To find hosts on a network (for this example 255.255.240.0);

For the network, you have two segments of bits, the network bits and the host bits -- in the example the network bits is 20 and the host bits is 12 (32 total minus 20 used for the network)

The hosts 'formula' is (2^x)-2, where "x" is the host bits. So, in the example the formula would be (2^12)-2 = (4096)-2 = 4094.

You subtract a value of 2 from 4096 due to two addresses being reserved for the network ID and the broadcast address. So the total number of available hosts would be 4094

For the maximum amount of subnets, you would use the same formula, but there is no need to subtract 2 for the reserved host addresses; so the formula is 2^x, where "x" is the subnet bits.
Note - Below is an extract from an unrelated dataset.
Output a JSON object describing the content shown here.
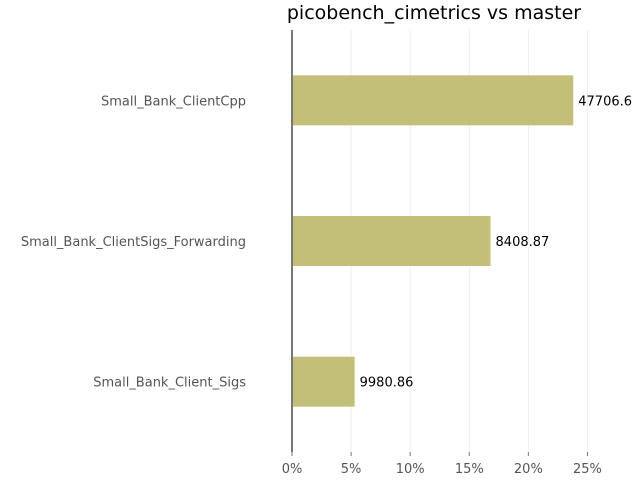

But, there are only subnet bits present if you custom subnet! If it's just a default subnet of something like /8, /16, /24 - then the subnet is just 1 -- as soon as you extend the network bits is when you custom subnet;

/20 in binary (the default network given in the example);
11111111.11111111.11110000.00000000

/21 in binary (the answer given in the example);
11111111.11111111.11111000.00000000

Notice the 'new' bits are now the subnet bits! Although it's just one bit in this example, it's now the subnet bit. Bits before the subnet are the network bits, and bits after the subnet are the host bits;

Network bits;
11111111.11111111.1111____.________

Subnet bits;
________.________.____1___.________

Host bits;
________.________._____000.00000000

So, back to the formula (2^x), where "x" is the subnet bits -- (2^1) = 2.

So maximum subnets is 2, maximum hosts per subnet is 4094

Hope this makes sense!

exit12

Now I'm even more confused!

Just the last part thats got me.

I thought a subnet mask of /21 would give 32 subnets? 2^5=32?

I ned to read some more I think

Good answer though and some things are more clearer!

royal

Looking good JdotQ. Looks like you're going to do well on the 70-291 subnetting portion.

exit12 wrote:

I thought a subnet mask of /21 would give 32 subnets? 2^5=32?

You are correct, but that is what JdotQ said:
/21 = 1111111.11111111.11111000.0000000

5 1s in the subnet portion = 2^5 = 32

Nowhere did JdotQ say that /21 was not 32 subnets.

JdotQ

royal wrote:

Looking good JdotQ. Looks like you're going to do well on the 70-291 subnetting portion.

Thanks royal

Maybe it would've helped in my explanation if I mentioned the IP is a class B (192.168.x.x), so default subnet would be /16 (255.255.0.0). Anything for the subnet greater than the default, would be the subnet bits...

So for /21;

Network Bits (default for Class

:
11111111.11111111.11111000.0000000

Subnet Bits (extended from the default):
11111111.11111111.11111000.00000000

Host Bits (remaining bits after subnet bits):
11111111.11111111.11111000.00000000

exit12

This thread has made subnetting a whole lot clearer and easier to understand than it was from my study books!

Big thanks Jdotq!

JdotQ

exit12 wrote:

This thread has made subnetting a whole lot clearer and easier to understand than it was from my study books!

Big thanks Jdotq!

Glad to hear it finally 'clicked'!

The MS Press book does an ok job of presenting subnetting -- but I think CBT Nuggets does a MUCH better job, especially with the parts on custom subnetting; if you have access to CBT Nuggets, I would highly recommend them for this exam.